Aqui se ve a todos los miembros del grupo en el pedazo escenario que tenían montado
Y aquí tenemos al “peazo mostruo” que apareció de repente y fue abofeteado y humillado.
Este concierto me sirvió también para desmentir dos tópicos: el primero, que los heavies son violentos. Pese a lo que las series americanas y prensa intentan vendernos, son gente normal y corriente que pese a sus intimidatorias pintas, son de los más pacífico, su amor por el metal llena sus almas de sentimientos puros y buenaventuranza. Además de que la media de edad rondaría los 30 años, asi que no creo que estuvieran por la labor de meterse de hostias. Mientras haya cerveza, todos contentos.

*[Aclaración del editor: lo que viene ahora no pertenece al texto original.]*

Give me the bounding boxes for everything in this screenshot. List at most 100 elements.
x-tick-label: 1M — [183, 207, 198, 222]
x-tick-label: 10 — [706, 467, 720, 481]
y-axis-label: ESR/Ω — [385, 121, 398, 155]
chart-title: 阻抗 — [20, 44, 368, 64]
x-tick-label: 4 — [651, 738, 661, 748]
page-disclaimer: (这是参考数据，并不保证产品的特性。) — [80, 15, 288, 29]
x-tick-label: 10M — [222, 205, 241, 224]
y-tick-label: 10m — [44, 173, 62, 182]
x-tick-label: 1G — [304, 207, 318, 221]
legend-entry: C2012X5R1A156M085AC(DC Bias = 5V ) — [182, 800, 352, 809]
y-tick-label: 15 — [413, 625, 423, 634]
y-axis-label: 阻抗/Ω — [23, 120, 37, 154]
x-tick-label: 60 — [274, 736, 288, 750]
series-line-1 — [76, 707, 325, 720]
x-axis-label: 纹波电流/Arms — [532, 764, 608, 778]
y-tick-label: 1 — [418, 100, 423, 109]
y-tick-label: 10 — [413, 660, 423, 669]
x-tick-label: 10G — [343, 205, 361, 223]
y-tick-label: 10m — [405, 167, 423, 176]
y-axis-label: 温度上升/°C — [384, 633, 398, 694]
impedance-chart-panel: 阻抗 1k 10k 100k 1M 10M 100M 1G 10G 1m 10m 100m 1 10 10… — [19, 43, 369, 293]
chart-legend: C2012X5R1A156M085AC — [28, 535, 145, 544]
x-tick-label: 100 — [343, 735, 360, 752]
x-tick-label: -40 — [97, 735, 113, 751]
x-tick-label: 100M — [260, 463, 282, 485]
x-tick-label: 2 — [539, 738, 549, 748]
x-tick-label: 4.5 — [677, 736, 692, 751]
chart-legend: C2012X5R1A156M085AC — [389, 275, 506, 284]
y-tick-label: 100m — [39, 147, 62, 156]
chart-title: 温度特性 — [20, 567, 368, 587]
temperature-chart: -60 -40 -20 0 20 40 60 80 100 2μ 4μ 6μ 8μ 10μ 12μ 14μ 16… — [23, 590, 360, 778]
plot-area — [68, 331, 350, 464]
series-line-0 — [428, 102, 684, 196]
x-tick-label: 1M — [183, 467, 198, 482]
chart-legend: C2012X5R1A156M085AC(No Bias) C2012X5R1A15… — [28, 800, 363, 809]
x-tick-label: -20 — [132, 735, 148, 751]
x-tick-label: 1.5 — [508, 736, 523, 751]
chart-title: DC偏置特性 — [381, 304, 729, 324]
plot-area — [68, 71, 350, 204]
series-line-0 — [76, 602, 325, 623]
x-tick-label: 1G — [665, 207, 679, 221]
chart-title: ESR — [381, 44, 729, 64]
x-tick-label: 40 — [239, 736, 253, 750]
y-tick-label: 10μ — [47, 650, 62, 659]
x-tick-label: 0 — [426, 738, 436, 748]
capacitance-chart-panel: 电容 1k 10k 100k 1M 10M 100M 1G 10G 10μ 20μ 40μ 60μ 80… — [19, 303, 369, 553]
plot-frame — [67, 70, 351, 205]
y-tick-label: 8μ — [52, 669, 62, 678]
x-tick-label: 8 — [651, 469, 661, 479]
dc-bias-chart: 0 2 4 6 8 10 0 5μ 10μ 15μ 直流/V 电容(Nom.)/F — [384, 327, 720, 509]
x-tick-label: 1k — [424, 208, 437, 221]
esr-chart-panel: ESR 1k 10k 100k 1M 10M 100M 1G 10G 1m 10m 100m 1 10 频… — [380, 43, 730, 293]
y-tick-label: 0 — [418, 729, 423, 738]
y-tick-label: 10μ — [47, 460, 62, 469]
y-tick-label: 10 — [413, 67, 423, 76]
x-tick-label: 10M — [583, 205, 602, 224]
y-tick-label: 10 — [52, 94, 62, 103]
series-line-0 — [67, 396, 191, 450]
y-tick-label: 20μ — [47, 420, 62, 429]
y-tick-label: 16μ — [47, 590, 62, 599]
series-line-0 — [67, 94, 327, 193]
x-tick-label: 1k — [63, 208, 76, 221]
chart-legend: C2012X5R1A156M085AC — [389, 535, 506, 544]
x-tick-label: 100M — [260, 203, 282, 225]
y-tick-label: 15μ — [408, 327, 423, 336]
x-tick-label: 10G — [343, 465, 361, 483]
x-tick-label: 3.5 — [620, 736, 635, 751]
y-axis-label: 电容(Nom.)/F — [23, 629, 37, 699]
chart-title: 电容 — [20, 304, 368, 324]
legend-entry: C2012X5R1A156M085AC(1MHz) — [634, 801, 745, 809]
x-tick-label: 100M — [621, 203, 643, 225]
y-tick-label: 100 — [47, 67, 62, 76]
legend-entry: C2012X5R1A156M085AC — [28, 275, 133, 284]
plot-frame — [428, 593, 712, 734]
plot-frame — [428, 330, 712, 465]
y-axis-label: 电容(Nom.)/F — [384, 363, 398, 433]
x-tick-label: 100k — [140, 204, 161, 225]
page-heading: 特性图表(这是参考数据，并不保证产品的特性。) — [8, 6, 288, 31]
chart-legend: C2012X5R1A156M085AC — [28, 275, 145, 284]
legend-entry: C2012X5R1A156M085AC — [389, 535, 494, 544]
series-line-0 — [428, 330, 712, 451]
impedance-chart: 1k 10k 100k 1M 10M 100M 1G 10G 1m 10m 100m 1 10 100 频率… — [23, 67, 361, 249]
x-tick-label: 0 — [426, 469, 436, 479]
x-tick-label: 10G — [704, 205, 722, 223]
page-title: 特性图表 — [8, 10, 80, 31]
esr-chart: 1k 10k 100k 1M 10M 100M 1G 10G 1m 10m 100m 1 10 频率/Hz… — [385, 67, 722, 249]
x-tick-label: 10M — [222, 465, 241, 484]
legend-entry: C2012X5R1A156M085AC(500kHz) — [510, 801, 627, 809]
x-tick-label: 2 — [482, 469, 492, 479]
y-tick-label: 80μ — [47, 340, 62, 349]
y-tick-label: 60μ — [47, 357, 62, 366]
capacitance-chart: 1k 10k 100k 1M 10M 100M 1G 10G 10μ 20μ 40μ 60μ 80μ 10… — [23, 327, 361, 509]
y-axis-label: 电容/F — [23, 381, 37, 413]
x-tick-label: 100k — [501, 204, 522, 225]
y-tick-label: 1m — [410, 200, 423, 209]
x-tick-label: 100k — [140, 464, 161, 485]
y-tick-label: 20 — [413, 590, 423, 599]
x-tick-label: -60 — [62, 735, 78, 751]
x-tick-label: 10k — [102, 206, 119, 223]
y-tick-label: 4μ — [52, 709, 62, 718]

El segundo, que todo el público iba a estar empujando y saltando como si se fuera a acabar el mundo cuando, como casi siempre, solo ocurre ( y ocurrió) en las primeras filas. De hecho fue mucho más bestia y salvaje la marea humana que se formó en aquel concierto de los Pixies del FIB 2006. Para que os hagáis una idea, a la primera canción tuvieron que parar el concierto porque de la presión de la gente se rompió la valla delantera que separaba al escenario del gentío. Yo estaba bien lejos y tuve que luchar contra viento y marea para no caerme y que mi hermana muriera de una lipotímia ahí en medio, menos mal que eramos bastantes y pudimos montar un perímetro de seguridad. Nunca entenderé cómo por un grupo cuya canción más famosa es casi una balada se montó semejante drama.
Si los miembros muertos de los Beatles resucitaran mañana para dar un único concierto, entendería que pasara lo que pasó en Pixies. De hecho, entendería incluso que la gente fuera pegando tiros y provocando asesinatos en masa en la cola para conseguir entradas, o que alguien se abriera paso con un palo con clavos hasta la primera fila. Pero amigüitos, lo de Pixies fue totalmente exagerado. Desde entonces los tengo cruficiados y como uno de los grupos más sobrevalorados que conozco.

agosto 23rd, 2010 at 16:01
a mi se me quitan las ganas de ponerme en la primera fila…asi no se disfrutan los conciertos
agosto 23rd, 2010 at 16:30
Los heavys son muy grandes, y tenemos dos ejemplos claros y cercanos de que son los más amos! Menuda traya lo de los Pixies, no murió gente (yo incluida) de milagro, mi perspectiva a la hora de ir a un concierto cambió radicalmente desde aquel concierto. Las primeras filas para las groupies y los pijos, tranquilamente.